The research carried out in this paper leads us to conclude that the scientific research related to ML and DL is growing exponentially with active institutional contributions by the universities of China and the USA. Several authors, namely Lin Swu Jane, Hsu Ming Fu, Germen G. Creamer, Hansen Katrine B, and Sanjay R Das constitute the prominent names within the authors’ network. In terms of research topics, prominent research fields relating to ML and DL in finance include data mining, portfolio optimisation, financial forecasting, algorithmic trading, computational finance, neural network, digital finance, fraud detection and assessment of credit risk, credit scoring, and currently it is seen relevant for ESG scoring as well. The evidence shows that AI and ML can help sustainability aspects, and sustainable investors process the use of voluminous data that hold essential information for ESG investing. In support, Sokolov et al. (2021) proposed an approach to automatically convert unstructured text data into ESG scores by using the advances in deep learning for natural language processing (NLP). However, we find a significant dearth of critical evaluation of the adoption of such mechanisms in the financial field. The unavailability of sufficient data leads to the usage of less reliable substitute dataset resulting in biases in measurement. In ML, even tiny discrepancies in data evoke major differences/gaps within the results. Also, neither the effectiveness nor its exceptional efficiency over existing analytical tools is queried, leading to ambiguity in its forecasting abilities.

Similarly, the artificial neural networks layered in the deep learning system have traceability and replicability issues making it a less than wholly reliable system. Moreover, the absence of governance over the technology adoption and usage of such technologies could turn detrimental later. Furthermore, the victims of these errors are the stakeholders using the outcomes of these analytics.

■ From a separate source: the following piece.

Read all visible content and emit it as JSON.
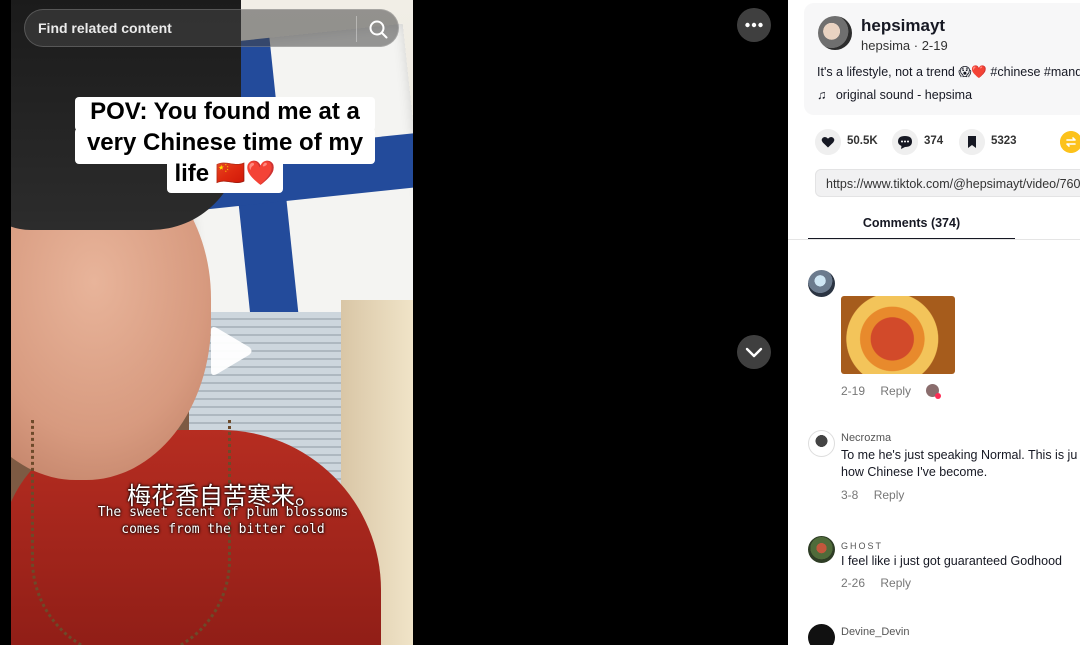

With scientific breakthroughs revolutionising the industry, it becomes essential to reinvent and restructure operating models within the financial sector. New analytics approaches and trends integrating the physical and digital worlds are necessary to thrive in this dynamic economic landscape. This broader appeal of machine learning and deep learning technologies across the financial domain certifies this as a promising field of research, opening the way to new investigations that make it possible to further the transfer of the knowledge generated, to facilitate and promote new research in the scientific community.

Finally, the finance domain contemplates an uncertain future that needs taming. We argue that these bibliometrics results point the same way as the uncertainties of ML suggested by Hansen & Borch, (2021). These automated financial service models are expected to be capable of absorbing uncertainty. But they also pose a reasonable chance of infiltrating new uncertainties because of the extensive usage of these models without critically essential supervision.